If your motives are right and yet your prayer is not natural, God “will wait to have mercy” on you. He will do so too, if you have the right prayer with the wrong motives. In either case, you should wait also and never change that prayer, but reach to the heart of it alone by praying without giving up on God and fasting as God leads you to do: do not cease to pray, do not give up on God, for if you do, that shows just how much you pretend to carry on within the love towards self. To cease to pray on something means God will not deal with whatever is wrong in prayer, during such time of seeking, and any such ceaser is but thus protecting himself from being saved from himself. The quickness with which one gives up upon a right prayer, shows, among unbelief or ignorance, just the amount of love towards self there still is. To come to offer whatever will seem like a selfish prayer is the great opportunity you may have never to give up upon it and be granted a voice in it by God still: this is holiness, to pray for your dying, unconverted father on his death bed for the sake of God alone (even if you start off with the wrong motives for some reason)! God might heal your heart in the process of praying! And if you do not cease (stop) to pray because of having the wrong motives under conviction, you will both have yourself saved from self and your father from hell! By carrying on to pray you might save yourself from wrong motives. If there is but one little good thing in whatever you do, among ten wrong ones, never give up upon it, for if you come to God with it and with your whole heart, there will soon only be good things to show forth - and you will have twenty good things to show forth once God has managed to touch your nine bad ones for you. Jesus said “whoever comes to Me, I will in no way throw out”. None coming to God should throw God out either (doing back to Him as He does) by ceasing to pray when one is so close to have an answer from God.

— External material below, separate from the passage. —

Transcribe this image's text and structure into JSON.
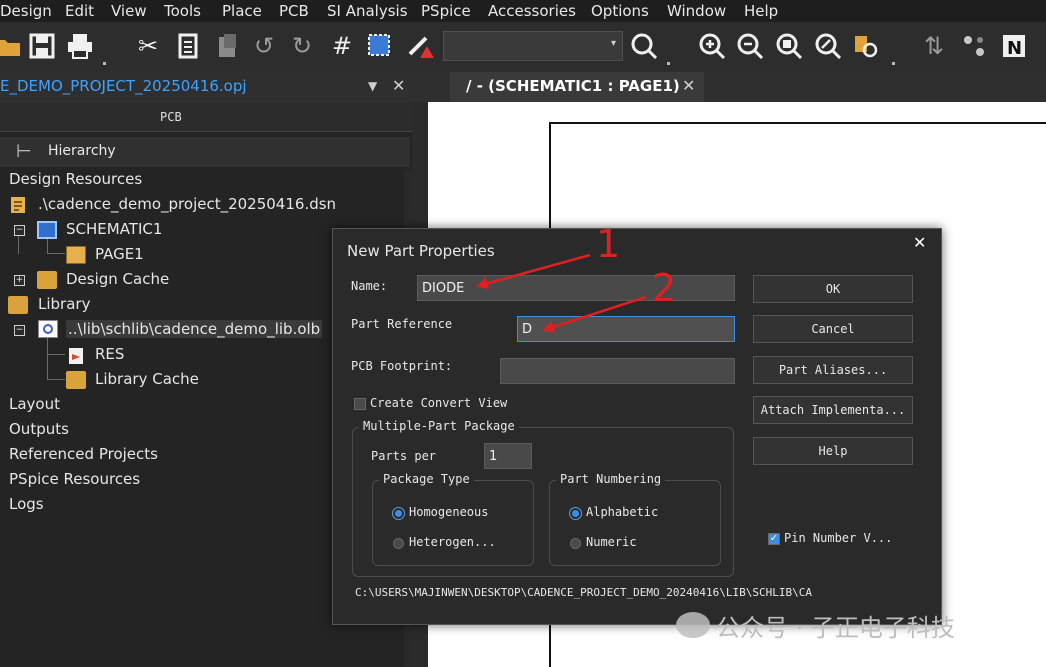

David was made king by the will of God, his motives were to have a holy nation among the heathen for God’s glory. These people had been persecuting him, not because they hated him, but God; David knew he was king for God's sake alone and if these were his enemies, it was because they were at his height, desiring the same throne (which belonged to God). For them to have such a throne as Israel’s, God would be mystified once more. David knew he had a voice in his prayers because of that all – to notice that when your own skin is at stake, or your throne is being involved in an answer, is to be holy above measure. To pray for the condemnation of people once being persecuted, to pray for your dying, unconverted father and have an answer, requires such holiness as seldom will be seen for that prayer has a voice in it. If your father gets saved, you have a heart after the likings of God. On the other hand, to plead for heaven for people because we have come to experience the goodness of it, may never carry God’s glory into account at all. You may pray people down to hell and have a voice in your prayer, and you might desire to have heaven in people without having one. But to have a voice in so doing, we should notice how people there glorify God and just how goodness is to prevail eventually among all, for the sake of universal good. If your prayers have this voice, pray then and grant God no rest ever, until He establishes it for us all. Once your prayers gain a voice, you will not be the same man ever again: be ready to accept that as a fact as well. But to achieve that sort of things, you must never cease from the right prayer, but rather from sin while you pray. People easily cease to pray when they see they are in sin before God. They should rather carry on praying and cease with sin instead. Don't even think to cease to pray at all. Amen.